Gli indagati, secondo quanto appurato dall’inchiesta del pm Stefano d’Arma, che si è chiusa con la richiesta di rinvio a giudizio di entrambi, sarebbero stati, all’epoca dei fatti, i legali rappresentanti della società finanziaria, in liquidazione, con sede a Viterbo, presso lo studio di un commercialista.
La procura, in fase preliminare, ha disposto una perizia, affidata al commercialista Giancarlo Puri.
Nelle loro vesti, avrebbero stipulato contratti di finanziamento a favore dell’impresa di costruzioni, dichiarata fallita nel 2017, praticando tassi che avrebbero superato il tasso soglia previsto in materia di usura. Ad esempio, un importo di 35mila euro erogato il 18 dicembre 2007, da restituire in due rate, il 28 febbraio e il 31 marzo 2008, per un importo complessivo di 40mila euro, con un tasso dichiarato del 18%, mentre il tasso effettivo applicato era del 50,12%, ossia superiore al tasso di soglia vigente che all’epoca era del 18,80%.
Nel 2008, avendo bisogno di liquidità per ultimare il complesso d 12 appartamenti e nove garage, la vittima si sarebbe rivolta alla finanziaria, che si sarebbe resa disponibile “previa cessione delle quote di maggioranza e conseguente ingresso nella compagine sociale”.
Grazie a tale operazione, il 10 marzo 2009, il 62enne di Magliano Sabina è stato nominato amministratore unico, carica grazie alla quale avrebbe spogliato patrimonialmente la società degli immobili di proprietà a favore di due altre società a lui ricollegabili, con corrispettivi nettamente inferiori al loro valore di mercato.
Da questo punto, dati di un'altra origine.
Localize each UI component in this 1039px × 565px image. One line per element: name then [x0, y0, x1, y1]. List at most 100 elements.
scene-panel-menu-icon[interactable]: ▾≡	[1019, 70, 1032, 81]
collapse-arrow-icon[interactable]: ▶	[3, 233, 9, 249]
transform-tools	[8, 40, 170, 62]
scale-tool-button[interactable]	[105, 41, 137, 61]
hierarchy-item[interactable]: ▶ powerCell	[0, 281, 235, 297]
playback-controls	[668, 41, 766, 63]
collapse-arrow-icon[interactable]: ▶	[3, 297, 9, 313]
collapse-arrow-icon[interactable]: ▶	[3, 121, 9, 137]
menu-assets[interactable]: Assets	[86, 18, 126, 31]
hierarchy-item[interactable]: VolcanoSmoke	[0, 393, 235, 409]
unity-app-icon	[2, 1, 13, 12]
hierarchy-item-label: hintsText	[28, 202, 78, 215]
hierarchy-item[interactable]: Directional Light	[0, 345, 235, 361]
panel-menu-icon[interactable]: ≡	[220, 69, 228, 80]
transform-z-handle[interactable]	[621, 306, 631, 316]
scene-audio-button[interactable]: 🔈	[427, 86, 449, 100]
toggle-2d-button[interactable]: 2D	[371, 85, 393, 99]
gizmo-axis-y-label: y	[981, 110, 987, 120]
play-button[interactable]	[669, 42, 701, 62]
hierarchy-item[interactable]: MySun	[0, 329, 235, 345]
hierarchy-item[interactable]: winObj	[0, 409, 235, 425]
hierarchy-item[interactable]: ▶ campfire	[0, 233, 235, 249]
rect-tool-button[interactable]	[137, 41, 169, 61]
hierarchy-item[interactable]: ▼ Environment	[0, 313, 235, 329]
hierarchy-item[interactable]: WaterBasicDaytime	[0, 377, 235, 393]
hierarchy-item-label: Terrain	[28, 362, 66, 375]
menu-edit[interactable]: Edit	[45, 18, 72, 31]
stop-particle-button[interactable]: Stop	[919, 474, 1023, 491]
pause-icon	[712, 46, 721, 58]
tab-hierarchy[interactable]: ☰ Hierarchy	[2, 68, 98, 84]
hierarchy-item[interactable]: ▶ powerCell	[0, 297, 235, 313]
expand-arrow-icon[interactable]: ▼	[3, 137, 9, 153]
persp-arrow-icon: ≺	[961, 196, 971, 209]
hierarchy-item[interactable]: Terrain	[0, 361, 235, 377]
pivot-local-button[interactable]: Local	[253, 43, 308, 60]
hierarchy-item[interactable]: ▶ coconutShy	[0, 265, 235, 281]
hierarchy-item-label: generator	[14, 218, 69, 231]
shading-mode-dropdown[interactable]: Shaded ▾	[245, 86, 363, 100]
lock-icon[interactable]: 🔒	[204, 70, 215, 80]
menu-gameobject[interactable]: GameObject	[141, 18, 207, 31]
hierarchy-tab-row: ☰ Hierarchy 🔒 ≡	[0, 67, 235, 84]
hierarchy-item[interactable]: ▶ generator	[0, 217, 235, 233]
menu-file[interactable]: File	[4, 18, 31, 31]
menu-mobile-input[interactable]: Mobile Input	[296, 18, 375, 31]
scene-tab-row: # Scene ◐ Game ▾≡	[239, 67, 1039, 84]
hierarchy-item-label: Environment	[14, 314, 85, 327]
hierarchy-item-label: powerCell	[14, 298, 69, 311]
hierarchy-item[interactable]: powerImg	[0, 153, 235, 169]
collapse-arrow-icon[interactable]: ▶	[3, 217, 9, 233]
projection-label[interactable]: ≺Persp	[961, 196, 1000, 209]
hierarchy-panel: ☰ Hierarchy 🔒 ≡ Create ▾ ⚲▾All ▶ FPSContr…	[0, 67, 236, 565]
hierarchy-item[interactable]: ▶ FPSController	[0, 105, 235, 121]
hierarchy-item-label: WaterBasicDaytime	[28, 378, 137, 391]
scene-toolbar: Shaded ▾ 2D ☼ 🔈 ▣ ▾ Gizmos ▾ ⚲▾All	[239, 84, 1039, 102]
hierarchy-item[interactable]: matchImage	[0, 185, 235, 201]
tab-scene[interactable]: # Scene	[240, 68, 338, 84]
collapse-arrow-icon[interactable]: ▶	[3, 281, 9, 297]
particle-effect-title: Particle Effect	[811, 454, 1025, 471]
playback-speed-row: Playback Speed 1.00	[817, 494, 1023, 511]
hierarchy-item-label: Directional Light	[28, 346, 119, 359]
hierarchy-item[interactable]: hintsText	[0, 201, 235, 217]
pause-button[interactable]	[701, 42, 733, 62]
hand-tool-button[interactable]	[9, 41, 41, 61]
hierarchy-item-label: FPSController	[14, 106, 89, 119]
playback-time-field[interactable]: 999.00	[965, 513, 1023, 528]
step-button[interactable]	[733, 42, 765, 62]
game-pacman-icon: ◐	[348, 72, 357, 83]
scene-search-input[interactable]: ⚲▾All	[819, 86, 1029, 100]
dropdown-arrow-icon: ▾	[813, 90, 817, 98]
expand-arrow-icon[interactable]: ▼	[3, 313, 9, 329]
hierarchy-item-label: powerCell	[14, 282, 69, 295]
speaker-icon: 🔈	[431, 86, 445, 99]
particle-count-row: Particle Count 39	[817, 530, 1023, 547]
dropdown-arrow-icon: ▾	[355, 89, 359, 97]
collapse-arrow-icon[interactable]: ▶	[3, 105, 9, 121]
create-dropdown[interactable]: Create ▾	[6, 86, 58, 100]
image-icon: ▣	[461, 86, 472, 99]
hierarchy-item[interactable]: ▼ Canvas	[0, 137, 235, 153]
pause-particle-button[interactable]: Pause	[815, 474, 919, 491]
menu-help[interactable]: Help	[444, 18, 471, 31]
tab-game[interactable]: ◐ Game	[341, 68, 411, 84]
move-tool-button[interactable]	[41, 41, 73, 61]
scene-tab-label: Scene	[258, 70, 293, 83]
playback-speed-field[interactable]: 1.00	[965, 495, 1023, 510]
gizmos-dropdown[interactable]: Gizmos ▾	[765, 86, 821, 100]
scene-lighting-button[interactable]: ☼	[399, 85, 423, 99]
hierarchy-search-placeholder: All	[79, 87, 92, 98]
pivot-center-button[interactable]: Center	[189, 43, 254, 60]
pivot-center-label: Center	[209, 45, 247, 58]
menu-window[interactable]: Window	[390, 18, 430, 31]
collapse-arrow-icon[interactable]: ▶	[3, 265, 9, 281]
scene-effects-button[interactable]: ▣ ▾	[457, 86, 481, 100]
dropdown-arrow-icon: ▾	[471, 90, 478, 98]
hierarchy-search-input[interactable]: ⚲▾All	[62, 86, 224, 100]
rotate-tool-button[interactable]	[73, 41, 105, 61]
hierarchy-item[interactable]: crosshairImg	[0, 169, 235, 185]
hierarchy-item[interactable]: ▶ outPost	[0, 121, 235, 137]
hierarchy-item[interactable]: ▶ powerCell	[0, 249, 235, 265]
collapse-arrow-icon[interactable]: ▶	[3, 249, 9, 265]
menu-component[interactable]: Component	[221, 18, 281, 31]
Avrebbe inoltre sottratto, secondo l’accusa, ingenti somme di denaro a favore della finanziaria, sotto forma di restituzione di finanziamenti, molti dei quali effettuati in contante, senza alcuna quietanza e per importi nettamente superiori al limite consentito dalla norma di legge sull’utilizzo del contante.
Presunzione di innocenza
Per indagato si intende semplicemente una persona nei confronti della quale vengono svolte indagini preliminari in un procedimento penale.
Nel sistema penale italiano vige la presunzione di innocenza fino alla sentenza definitiva. Presunzione di innocenza che si basa sull’articolo 27 della costituzione italiana secondo il quale una persona “non è considerata colpevole sino alla condanna definitiva”.